Personal information
- Full name: Robert Daniel King
- Born: 10 July 1978 (age 48) Stoke-on-Trent, Staffordshire, England
- Nickname: Kingy
- Batting: Right-handed
- Bowling: Right-arm off break

Domestic team information
- 2003–2007: Staffordshire

Career statistics
| Competition | List A |
| Matches | 1 |
| Runs scored | 6 |
| Batting average | 6.00 |
| 100s/50s | –/– |
| Top score | 6 |
| Balls bowled | – |
| Wickets | – |
| Bowling average | – |
| 5 wickets in innings | – |
| 10 wickets in match | – |
| Best bowling | – |
| Catches/stumpings | –/– |
- Source: Cricinfo, 13 June 2011

= Robert King (cricketer, born 1978) =

English cricketer (born 1978)

Robert Daniel King (born 10 July 1978) is an English cricketer. King was a right-handed batsman who bowled right-arm off break. He was born in Stoke-on-Trent, Staffordshire.

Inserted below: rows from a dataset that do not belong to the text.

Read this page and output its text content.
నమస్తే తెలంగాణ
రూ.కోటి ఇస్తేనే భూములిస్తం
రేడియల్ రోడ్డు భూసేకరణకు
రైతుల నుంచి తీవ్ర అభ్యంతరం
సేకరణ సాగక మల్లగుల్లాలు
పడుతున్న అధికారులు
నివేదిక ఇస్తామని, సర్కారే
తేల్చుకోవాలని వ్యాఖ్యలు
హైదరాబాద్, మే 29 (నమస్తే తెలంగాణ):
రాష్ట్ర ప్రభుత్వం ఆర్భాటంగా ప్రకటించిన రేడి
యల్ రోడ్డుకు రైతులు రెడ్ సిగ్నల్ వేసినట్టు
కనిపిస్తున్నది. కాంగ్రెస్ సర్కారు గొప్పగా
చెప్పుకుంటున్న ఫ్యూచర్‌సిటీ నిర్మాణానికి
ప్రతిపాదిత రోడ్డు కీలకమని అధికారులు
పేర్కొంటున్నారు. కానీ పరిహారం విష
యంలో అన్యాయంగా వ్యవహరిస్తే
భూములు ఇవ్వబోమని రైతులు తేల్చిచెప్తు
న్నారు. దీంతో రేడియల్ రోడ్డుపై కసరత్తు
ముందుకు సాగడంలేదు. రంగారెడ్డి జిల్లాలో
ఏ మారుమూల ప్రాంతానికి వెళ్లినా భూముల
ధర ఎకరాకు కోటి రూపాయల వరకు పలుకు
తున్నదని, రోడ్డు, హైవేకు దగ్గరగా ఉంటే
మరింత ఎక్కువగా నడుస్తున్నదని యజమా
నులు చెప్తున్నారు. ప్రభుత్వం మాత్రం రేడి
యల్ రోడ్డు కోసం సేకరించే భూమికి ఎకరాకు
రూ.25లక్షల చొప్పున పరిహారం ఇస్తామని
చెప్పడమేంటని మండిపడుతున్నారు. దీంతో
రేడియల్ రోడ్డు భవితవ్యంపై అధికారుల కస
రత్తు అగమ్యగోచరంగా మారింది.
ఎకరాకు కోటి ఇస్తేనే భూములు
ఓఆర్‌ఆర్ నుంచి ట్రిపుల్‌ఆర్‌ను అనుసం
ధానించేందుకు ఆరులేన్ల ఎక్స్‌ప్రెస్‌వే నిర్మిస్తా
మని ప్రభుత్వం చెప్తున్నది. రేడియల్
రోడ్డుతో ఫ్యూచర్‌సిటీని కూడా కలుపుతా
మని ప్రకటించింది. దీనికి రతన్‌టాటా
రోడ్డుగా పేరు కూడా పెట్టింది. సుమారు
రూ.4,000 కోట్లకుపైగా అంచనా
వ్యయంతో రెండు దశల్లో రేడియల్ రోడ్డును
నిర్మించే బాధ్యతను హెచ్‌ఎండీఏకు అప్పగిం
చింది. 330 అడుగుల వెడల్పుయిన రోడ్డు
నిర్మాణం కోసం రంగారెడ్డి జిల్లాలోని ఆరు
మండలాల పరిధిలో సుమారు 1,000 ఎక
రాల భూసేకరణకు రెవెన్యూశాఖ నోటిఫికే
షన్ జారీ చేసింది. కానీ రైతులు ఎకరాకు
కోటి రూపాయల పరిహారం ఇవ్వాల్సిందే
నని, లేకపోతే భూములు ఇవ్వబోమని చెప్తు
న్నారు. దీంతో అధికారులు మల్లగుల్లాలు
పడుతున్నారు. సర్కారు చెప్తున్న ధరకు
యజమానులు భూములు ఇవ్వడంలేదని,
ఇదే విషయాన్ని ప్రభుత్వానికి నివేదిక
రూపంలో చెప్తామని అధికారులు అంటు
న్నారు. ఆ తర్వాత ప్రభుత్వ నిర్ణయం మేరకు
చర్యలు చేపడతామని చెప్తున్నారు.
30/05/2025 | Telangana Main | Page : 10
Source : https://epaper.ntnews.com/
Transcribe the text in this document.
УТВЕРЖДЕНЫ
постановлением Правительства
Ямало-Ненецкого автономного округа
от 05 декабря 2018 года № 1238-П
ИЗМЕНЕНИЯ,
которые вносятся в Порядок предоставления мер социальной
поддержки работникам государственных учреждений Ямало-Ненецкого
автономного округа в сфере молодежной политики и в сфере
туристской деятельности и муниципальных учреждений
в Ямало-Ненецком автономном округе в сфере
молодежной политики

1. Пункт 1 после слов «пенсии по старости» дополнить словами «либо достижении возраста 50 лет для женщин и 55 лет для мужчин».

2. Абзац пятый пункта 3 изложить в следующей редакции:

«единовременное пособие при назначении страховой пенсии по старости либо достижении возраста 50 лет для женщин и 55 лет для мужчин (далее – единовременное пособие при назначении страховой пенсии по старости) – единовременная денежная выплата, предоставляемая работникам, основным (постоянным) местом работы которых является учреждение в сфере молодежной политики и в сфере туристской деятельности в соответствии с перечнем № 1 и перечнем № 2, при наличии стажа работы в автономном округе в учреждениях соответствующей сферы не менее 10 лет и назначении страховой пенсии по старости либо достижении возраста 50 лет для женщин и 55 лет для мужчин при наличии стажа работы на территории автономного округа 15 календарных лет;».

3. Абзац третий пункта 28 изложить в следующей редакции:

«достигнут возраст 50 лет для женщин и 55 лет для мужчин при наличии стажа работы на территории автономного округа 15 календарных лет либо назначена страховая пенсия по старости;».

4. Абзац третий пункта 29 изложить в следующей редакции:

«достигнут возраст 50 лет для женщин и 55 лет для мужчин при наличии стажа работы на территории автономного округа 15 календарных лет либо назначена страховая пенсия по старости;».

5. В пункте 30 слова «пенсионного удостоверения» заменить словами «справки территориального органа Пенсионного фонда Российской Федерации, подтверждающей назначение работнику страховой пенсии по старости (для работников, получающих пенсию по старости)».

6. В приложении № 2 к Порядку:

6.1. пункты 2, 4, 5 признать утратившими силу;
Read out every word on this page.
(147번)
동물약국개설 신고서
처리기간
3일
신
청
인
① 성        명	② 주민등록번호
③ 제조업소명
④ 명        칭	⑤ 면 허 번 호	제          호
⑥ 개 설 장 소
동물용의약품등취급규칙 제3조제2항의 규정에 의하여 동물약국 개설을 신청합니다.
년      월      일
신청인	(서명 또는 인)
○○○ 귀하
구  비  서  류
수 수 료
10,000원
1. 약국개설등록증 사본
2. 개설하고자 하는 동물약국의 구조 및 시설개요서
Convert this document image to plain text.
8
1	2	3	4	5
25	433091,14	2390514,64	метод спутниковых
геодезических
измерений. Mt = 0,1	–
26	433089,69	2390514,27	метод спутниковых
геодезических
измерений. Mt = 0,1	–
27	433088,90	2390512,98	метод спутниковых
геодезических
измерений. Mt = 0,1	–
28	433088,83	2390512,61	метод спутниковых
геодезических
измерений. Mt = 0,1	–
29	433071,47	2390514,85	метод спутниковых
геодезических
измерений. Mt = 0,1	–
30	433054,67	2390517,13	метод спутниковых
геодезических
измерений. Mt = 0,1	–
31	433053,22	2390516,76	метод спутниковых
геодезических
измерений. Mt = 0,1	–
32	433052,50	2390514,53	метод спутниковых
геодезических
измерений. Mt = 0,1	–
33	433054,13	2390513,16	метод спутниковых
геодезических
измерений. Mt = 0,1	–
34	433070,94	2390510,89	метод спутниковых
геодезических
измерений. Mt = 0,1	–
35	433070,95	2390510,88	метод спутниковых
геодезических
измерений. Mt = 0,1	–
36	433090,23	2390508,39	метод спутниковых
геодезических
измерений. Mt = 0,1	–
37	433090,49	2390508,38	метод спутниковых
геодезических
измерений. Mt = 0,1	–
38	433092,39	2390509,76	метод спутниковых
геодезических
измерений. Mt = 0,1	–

King made his debut for Staffordshire in the 2003 Minor Counties Championship against Buckinghamshire. King played Minor counties cricket for Staffordshire from 2003 to 2007, which included 22 Minor Counties Championship matches and 11 MCCA Knockout Trophy matches. In 2004, he made his only List A appearance against Lancashire in the Cheltenham & Gloucester Trophy. In this match, he scored 6 runs opening the batting, before being dismissed by Dominic Cork.